Ce point de vue est partagé par Bruno Valkeneers, responsable de Liaison Antiprohibitionniste : « Ce mouvement a été amorcé avec la Déclaration de Vienne en juillet 2010 appelant à des politiques des drogues fondées d’abord sur la santé publique. La guerre à la drogue menée depuis 50 ans est un échec : malgré les moyens policiers, militaires et financiers considérables dépensés, les drogues restent disponibles et consommées, les organisations criminelles liées au trafic sont toujours plus puissantes, violentes et prospères. La répression et la pénalisation de l’usage de drogues, sans réduire le nombre de consommateurs, aggrave les dommages encourus et rend difficile l’accès à l’information et aux outils dont les consommateurs ont besoin pour prendre soin de leur santé ».
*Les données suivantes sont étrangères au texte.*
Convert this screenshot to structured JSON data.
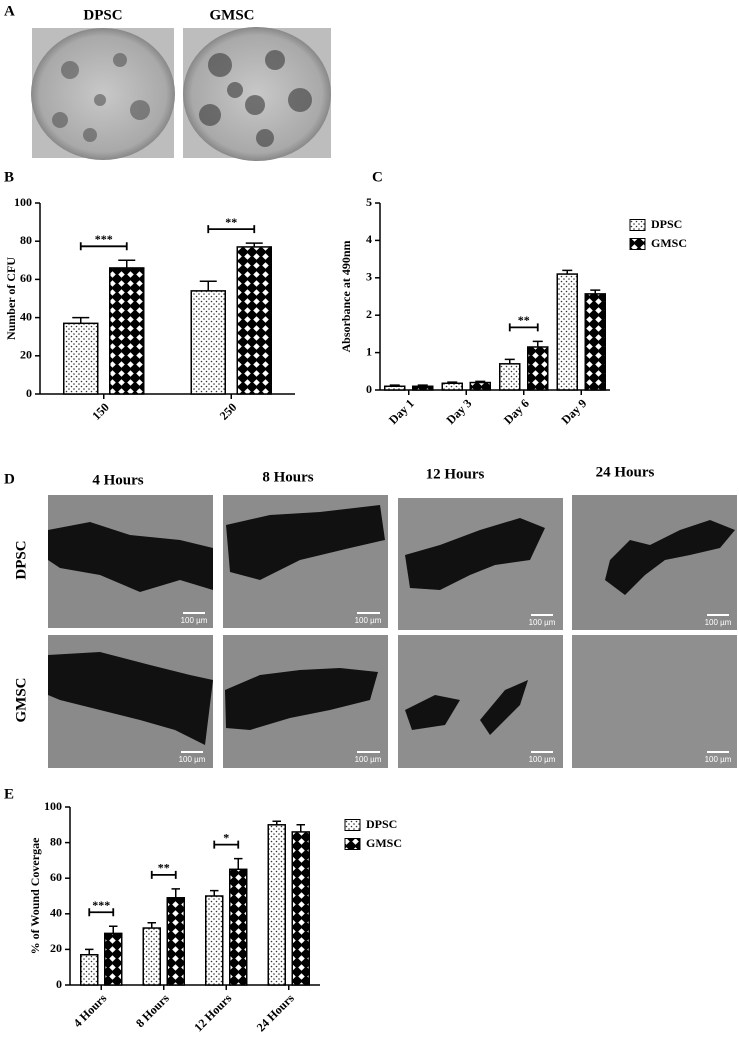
{
  "panel_labels": [
    "A",
    "B",
    "C",
    "D",
    "E"
  ],
  "colony_images": {
    "labels": [
      "DPSC",
      "GMSC"
    ]
  },
  "wound_images": {
    "columns": [
      "4 Hours",
      "8 Hours",
      "12 Hours",
      "24 Hours"
    ],
    "rows": [
      "DPSC",
      "GMSC"
    ],
    "scale_bar": "100 µm"
  },
  "chart_data": [
    {
      "type": "bar",
      "ylabel": "Number of CFU",
      "categories": [
        "150",
        "250"
      ],
      "series": [
        {
          "pattern": "dots",
          "color": "#ffffff",
          "values": [
            37,
            54
          ],
          "errors": [
            3,
            5
          ]
        },
        {
          "pattern": "crosshatch",
          "color": "#000000",
          "values": [
            66,
            77
          ],
          "errors": [
            4,
            2
          ]
        }
      ],
      "ylim": [
        0,
        100
      ],
      "yticks": [
        0,
        20,
        40,
        60,
        80,
        100
      ],
      "annotations": [
        {
          "text": "***",
          "category": "150"
        },
        {
          "text": "**",
          "category": "250"
        }
      ]
    },
    {
      "type": "bar",
      "ylabel": "Absorbance at 490nm",
      "categories": [
        "Day 1",
        "Day 3",
        "Day 6",
        "Day 9"
      ],
      "series": [
        {
          "name": "DPSC",
          "pattern": "dots",
          "color": "#ffffff",
          "values": [
            0.1,
            0.18,
            0.7,
            3.1
          ],
          "errors": [
            0.03,
            0.03,
            0.12,
            0.1
          ]
        },
        {
          "name": "GMSC",
          "pattern": "crosshatch",
          "color": "#000000",
          "values": [
            0.1,
            0.2,
            1.15,
            2.57
          ],
          "errors": [
            0.03,
            0.03,
            0.15,
            0.1
          ]
        }
      ],
      "ylim": [
        0,
        5
      ],
      "yticks": [
        0,
        1,
        2,
        3,
        4,
        5
      ],
      "legend": "right",
      "annotations": [
        {
          "text": "**",
          "category": "Day 6"
        }
      ]
    },
    {
      "type": "bar",
      "ylabel": "% of Wound Covergae",
      "categories": [
        "4 Hours",
        "8 Hours",
        "12 Hours",
        "24 Hours"
      ],
      "series": [
        {
          "name": "DPSC",
          "pattern": "dots",
          "color": "#ffffff",
          "values": [
            17,
            32,
            50,
            90
          ],
          "errors": [
            3,
            3,
            3,
            2
          ]
        },
        {
          "name": "GMSC",
          "pattern": "crosshatch",
          "color": "#000000",
          "values": [
            29,
            49,
            65,
            86
          ],
          "errors": [
            4,
            5,
            6,
            4
          ]
        }
      ],
      "ylim": [
        0,
        100
      ],
      "yticks": [
        0,
        20,
        40,
        60,
        80,
        100
      ],
      "legend": "right",
      "annotations": [
        {
          "text": "***",
          "category": "4 Hours"
        },
        {
          "text": "**",
          "category": "8 Hours"
        },
        {
          "text": "*",
          "category": "12 Hours"
        }
      ]
    }
  ]
}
Comme on peut le constater, la consommation de drogues n’est pas qu’une question médicale ou juridique. C’est d’abord et avant tout un problème de société. Il est donc plus que temps de rééquilibrer la balance des priorités quant à l’affectation des moyens mis en place pour lutter contre la drogue. Dans un pays comme la Belgique, par exemple, 62 % des dépenses publiques liées aux drogues illégales sont affectées à la sécurité, 34 % à l’assistance, 3 % seulement à la prévention et 1 % à la réduction des risques. S’il en est ainsi de la Belgique, un pays situé au cœur de l’Europe, on peut, à propos du Gabon où l’absence de chiffres disponibles et fiables est la règle, penser que rien, absolument rien n’est fait pour la prévention et l’information.
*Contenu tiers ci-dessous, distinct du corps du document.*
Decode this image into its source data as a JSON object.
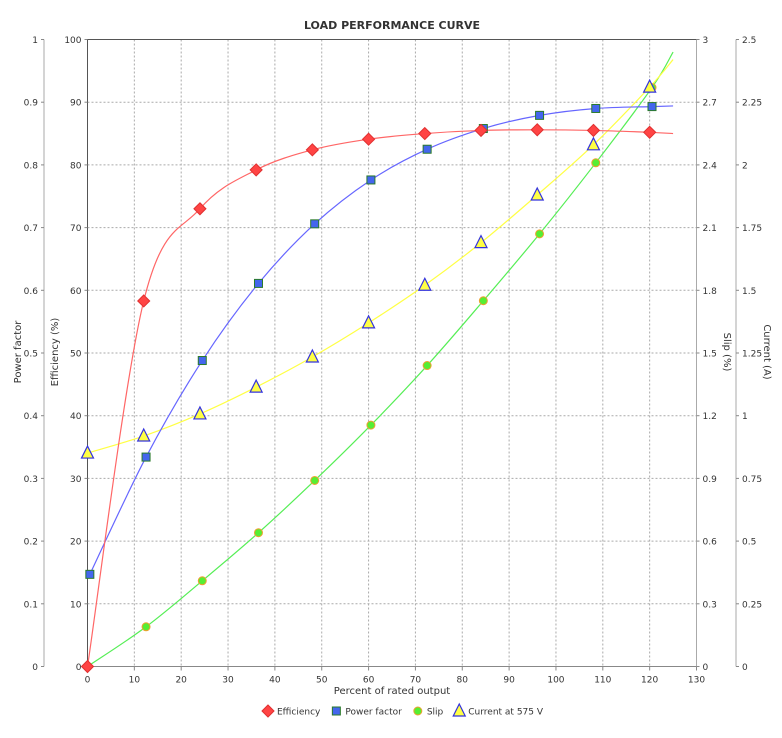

De toutes les façons, après près de 30 ans d’action sur le terrain de la sensibilisation et de la prévention, les responsables d’Agir pour le Gabon ont fait l’amer constat de la démission totale de l’Etat face au fléau de la drogue. Pour preuve, les fonctionnaires de l’OCLAD, office central de lutte anti-drogue, travaillent avec des moyens ridicules, quasiment inexistants et ce, malgré la bonne volonté et l’expertise pourtant avérée de ces policiers.
Rien, absolument rien n’est mis en place pour l’information, la sensibilisation, la prévention et encore moins la prise en charge des addictions dans notre pays. Il nous faut donc sortir de l’hypocrisie et reconnaitre publiquement que le Gabon sacrifie, chaque année,
une frange de sa population, les consommateurs de drogues. Cela interpelle d’autant plus que cette population est majoritairement constituée de jeunes. En ce 26 juin 2022, l’ONG Agir pour le Gabon invite les pouvoirs publics à prendre enfin conscience du danger, pour l’avenir du pays, de l’absence de politique de lutte contre les drogues. Celle-ci devrait, pourtant, être déclarée « grande cause nationale », car les enjeux en termes de stabilité et de cohésion sociales sont énormes.
Comme le suggère, du reste, M. Antonio Guterres, les gouvernants doivent « trouver des solutions politiques non discriminatoires, axées sur les personnes, la santé et les droits humains et intensifier la coopération internationale pour enrayer le trafic de drogue… Ils doivent également renforcer les traitements et les services de soutien pour aider les usagers de drogues et les traiter comme des victimes qui méritent d’être soignées et non punies, discriminées ou stigmatisées ».
En ce jour important, engageons-nous, tous ensemble, à accorder au fléau de la drogue toute l’attention qu’il mérite et à prendre les mesures qui s’imposent.